La thèse rétrospective est qu’après une période de lutte sourde allant de l’automne 1968 au 2e plénum du IXe C.C. d’août 1970 à Lushan, qui se conclut par la défaite des propositions défendues par Lin Biao et Chen Boda, les deux hommes, ainsi que cinq généraux, auraient préparé un véritable coup d’État, consigné dans le « Document 571 ». Mao se retournant vers le modéré Zhou Enlai et donc vers le Parti, Lin Biao se serait alors appuyé sur l’armée, seule autre base de pouvoir, et sur Chen Boda, l’architecte des politiques gauchistes de la Révolution culturelle, menacé au premier chef par le retour de l’appareil du Parti devenu son ennemi juré.
Plusieurs éléments incitent à mettre en doute ce schéma : Chen Boda n’a été toute sa vie qu’un représentant de Mao ; Lin Biao n’a jamais semblé défendre Chen Boda, en danger dès 1967 ; le « Document 571 », projet de coup d’État authentifié par les maoïstes, et qui est très clair quant aux différends idéologiques, ne mentionne pas Chen Boda. Celui-ci ne s’est jamais réellement démarqué de Jiang Qing, et sa chute apparaît plutôt comme une satisfaction donnée aux modérés de l’appareil du Parti et de l’armée, Jiang Qing étant elle-même intouchable, à moins de mettre Mao personnellement en cause. La conjonction des deux hommes ne pourrait être que tardive, alors que Chen Boda a déjà perdu la partie pour son propre compte, et n’aperçoit plus comme issue, après que son chef l’a abandonné, que la trahison. Jugé en même temps que la « Bande des Quatre » (voir Jiang Qing) en novembre-décembre 1980, Chen Boda a été condamné en janvier 1981 à vingt ans de réclusion.
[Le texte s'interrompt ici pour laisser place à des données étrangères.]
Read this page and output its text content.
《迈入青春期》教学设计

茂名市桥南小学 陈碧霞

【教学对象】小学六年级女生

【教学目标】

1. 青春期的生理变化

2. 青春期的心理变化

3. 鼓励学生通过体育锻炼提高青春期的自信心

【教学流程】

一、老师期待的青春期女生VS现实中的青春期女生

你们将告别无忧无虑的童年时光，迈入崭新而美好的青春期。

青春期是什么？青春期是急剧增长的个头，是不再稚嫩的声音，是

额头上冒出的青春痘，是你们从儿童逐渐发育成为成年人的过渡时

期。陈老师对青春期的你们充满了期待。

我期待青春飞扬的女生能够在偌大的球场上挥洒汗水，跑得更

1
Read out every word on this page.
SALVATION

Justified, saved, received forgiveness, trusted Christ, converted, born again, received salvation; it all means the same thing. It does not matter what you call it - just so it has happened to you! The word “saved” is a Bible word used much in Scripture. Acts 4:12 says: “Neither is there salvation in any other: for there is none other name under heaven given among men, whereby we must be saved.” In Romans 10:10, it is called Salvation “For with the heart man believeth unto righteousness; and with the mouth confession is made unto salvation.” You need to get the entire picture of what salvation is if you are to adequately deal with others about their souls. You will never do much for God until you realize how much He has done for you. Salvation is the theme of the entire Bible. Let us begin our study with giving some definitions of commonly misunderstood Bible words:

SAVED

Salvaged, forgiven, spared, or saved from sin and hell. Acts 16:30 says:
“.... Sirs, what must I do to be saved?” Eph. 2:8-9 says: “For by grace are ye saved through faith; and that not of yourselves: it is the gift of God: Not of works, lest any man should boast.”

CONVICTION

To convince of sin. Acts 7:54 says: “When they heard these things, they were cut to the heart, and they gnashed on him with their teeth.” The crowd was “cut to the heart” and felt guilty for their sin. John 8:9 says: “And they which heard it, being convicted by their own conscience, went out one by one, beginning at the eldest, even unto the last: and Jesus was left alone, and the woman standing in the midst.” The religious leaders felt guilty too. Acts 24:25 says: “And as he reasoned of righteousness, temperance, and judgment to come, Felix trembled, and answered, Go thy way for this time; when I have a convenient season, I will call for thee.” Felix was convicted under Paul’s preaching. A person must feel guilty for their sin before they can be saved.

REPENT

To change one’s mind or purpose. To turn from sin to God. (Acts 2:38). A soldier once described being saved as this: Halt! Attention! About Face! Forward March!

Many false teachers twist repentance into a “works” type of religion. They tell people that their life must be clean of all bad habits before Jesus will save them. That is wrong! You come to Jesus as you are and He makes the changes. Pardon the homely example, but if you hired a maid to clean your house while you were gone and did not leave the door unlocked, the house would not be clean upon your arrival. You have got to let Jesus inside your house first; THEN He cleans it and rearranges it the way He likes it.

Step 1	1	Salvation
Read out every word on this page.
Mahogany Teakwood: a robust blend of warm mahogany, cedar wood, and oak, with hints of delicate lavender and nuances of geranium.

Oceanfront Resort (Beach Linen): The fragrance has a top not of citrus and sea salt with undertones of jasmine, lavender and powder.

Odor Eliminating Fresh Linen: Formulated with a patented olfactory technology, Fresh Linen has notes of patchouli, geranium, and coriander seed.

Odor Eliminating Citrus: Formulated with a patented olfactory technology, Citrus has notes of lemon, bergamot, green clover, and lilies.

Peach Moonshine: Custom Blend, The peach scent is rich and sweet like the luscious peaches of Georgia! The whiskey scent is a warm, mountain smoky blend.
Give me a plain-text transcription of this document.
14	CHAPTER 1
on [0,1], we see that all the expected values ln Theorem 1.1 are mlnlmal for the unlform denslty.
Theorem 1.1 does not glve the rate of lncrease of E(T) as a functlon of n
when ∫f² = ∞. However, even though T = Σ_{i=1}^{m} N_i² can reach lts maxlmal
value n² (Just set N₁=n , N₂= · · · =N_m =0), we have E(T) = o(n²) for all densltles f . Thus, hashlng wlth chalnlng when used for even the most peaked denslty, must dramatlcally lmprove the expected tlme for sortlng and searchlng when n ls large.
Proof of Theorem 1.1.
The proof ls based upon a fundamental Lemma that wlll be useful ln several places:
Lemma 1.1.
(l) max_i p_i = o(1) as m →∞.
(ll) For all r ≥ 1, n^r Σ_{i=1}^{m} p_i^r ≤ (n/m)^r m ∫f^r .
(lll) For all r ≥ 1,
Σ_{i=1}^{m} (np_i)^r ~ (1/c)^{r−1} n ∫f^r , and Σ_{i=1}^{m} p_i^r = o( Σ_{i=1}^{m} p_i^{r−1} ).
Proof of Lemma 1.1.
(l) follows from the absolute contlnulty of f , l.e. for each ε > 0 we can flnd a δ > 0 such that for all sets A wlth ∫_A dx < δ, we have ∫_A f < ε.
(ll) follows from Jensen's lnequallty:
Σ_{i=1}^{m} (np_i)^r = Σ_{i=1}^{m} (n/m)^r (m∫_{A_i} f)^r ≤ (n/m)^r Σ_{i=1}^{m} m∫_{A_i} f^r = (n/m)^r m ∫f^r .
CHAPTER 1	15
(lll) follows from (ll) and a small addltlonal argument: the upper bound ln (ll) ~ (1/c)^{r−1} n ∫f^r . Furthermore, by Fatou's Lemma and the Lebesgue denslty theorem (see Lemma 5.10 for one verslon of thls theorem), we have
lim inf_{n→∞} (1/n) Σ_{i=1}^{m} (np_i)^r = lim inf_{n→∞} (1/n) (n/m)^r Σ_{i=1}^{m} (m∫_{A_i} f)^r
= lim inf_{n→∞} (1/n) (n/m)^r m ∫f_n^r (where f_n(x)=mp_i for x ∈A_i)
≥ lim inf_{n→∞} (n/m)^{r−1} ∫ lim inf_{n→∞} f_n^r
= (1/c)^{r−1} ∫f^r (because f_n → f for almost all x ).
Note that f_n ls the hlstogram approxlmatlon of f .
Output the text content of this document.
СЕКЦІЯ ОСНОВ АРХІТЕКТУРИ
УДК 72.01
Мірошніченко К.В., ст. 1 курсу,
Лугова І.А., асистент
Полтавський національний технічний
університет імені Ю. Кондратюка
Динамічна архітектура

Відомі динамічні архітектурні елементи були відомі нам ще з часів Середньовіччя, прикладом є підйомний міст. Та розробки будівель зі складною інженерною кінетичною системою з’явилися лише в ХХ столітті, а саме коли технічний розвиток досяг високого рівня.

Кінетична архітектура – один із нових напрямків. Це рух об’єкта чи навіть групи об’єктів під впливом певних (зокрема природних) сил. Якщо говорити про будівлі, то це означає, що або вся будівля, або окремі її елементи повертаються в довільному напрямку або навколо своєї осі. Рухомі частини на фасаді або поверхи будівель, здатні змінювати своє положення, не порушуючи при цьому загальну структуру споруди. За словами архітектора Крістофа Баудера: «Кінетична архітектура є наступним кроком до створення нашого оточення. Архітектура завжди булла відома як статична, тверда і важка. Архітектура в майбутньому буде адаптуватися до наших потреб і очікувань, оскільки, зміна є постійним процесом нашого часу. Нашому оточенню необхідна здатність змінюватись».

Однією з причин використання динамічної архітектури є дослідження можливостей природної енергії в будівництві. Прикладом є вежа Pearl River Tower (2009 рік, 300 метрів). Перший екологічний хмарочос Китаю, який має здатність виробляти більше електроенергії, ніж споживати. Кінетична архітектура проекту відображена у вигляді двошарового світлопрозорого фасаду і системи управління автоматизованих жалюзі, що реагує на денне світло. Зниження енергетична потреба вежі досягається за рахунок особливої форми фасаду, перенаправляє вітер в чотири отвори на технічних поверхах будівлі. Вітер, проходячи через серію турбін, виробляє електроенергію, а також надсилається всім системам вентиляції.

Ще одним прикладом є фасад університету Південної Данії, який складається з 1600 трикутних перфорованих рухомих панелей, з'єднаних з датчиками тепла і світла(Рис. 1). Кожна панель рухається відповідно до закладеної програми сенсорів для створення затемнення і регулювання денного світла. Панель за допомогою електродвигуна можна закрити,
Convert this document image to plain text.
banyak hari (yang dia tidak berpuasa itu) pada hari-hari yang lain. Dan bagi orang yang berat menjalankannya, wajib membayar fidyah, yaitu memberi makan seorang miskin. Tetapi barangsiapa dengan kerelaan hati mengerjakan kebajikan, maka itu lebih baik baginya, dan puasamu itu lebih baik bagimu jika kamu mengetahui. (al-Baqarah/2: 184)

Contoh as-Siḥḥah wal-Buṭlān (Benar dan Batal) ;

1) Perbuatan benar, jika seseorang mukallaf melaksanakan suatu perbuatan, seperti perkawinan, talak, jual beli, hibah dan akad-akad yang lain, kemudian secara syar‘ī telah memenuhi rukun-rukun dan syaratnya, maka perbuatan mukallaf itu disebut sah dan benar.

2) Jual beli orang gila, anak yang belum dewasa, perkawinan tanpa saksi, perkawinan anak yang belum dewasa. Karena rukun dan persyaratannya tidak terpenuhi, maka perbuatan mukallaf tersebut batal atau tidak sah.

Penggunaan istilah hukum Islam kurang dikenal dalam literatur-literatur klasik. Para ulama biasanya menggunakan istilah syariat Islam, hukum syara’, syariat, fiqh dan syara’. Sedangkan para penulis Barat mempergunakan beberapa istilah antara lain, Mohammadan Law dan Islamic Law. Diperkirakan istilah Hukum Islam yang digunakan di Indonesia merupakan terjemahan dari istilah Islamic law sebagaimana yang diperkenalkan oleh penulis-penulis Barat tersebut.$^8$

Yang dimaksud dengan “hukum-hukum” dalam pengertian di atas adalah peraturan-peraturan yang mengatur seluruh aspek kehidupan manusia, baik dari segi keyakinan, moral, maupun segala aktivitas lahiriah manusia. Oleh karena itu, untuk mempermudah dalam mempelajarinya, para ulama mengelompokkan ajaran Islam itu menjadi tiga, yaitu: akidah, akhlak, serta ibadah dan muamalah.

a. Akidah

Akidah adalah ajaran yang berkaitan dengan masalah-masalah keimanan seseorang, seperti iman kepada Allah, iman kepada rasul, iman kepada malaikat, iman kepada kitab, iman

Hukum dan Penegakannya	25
ŒUVRE : ouvrages antérieurs à la Libération (1949) : Renmin gongdi Jiang Jieshi (Chiang Kai-shek, l’ennemi du Peuple), écrit en 1943, publié en 1948. — Notes on Mao Tse-tung’s « Report on an Investigation of the Pesant Movement in Hunan », traduction anglaise, Pékin, 1954 (première édition chinoise, 1944). — Dix années de guerre civile, 1927-1936), traduction française, Pékin, 1954 (première édition chinoise, 1944). — A Study of Land Rent in Pre-Liberation China (traduction anglaise Pékin,’ 1966), ouvrage écrit en 1945-1946 et publié en 1947. — Zhongguo sida jiazu (Les Quatre Grandes Familles de la Chine), 1947. — Les nombreux articles de Chen Boda (RMRB, Honqi, etc.) qui constituent l’essentiel de sa production après 1949 sont rassemblés in Chen Boda Wenji 1949-1967 (Œuvres de Chen Boda, 1949-1967), Hong Kong, 1971.

SOURCES : Outre KC, voir Harrison (1972). — Rice (1972). — Schram (1974). — Sur l’amalgame Chen Boda-Lin Biao, voir les déclarations de Mao Tse-tung (« Résumé des entretiens du président Mao avec divers camarades au cours de sa tournée d’inspection ») in Issues and Studies, décembre 1972 (reprises sous forme d’extraits in La Nouvelle Chine, décembre 1972). — Le projet des conjurés de 1’« affaire Lin Biao » est paru in Issues and Studies, mai 1972 (« Outline of the 571 Project ») ; il est repris in La Nouvelle Chine, mars 1974. Le rôle de Chen Boda dans la mise au point de l’idéologie maoïste au cours des années 1940 est étudié par Wylie (1980).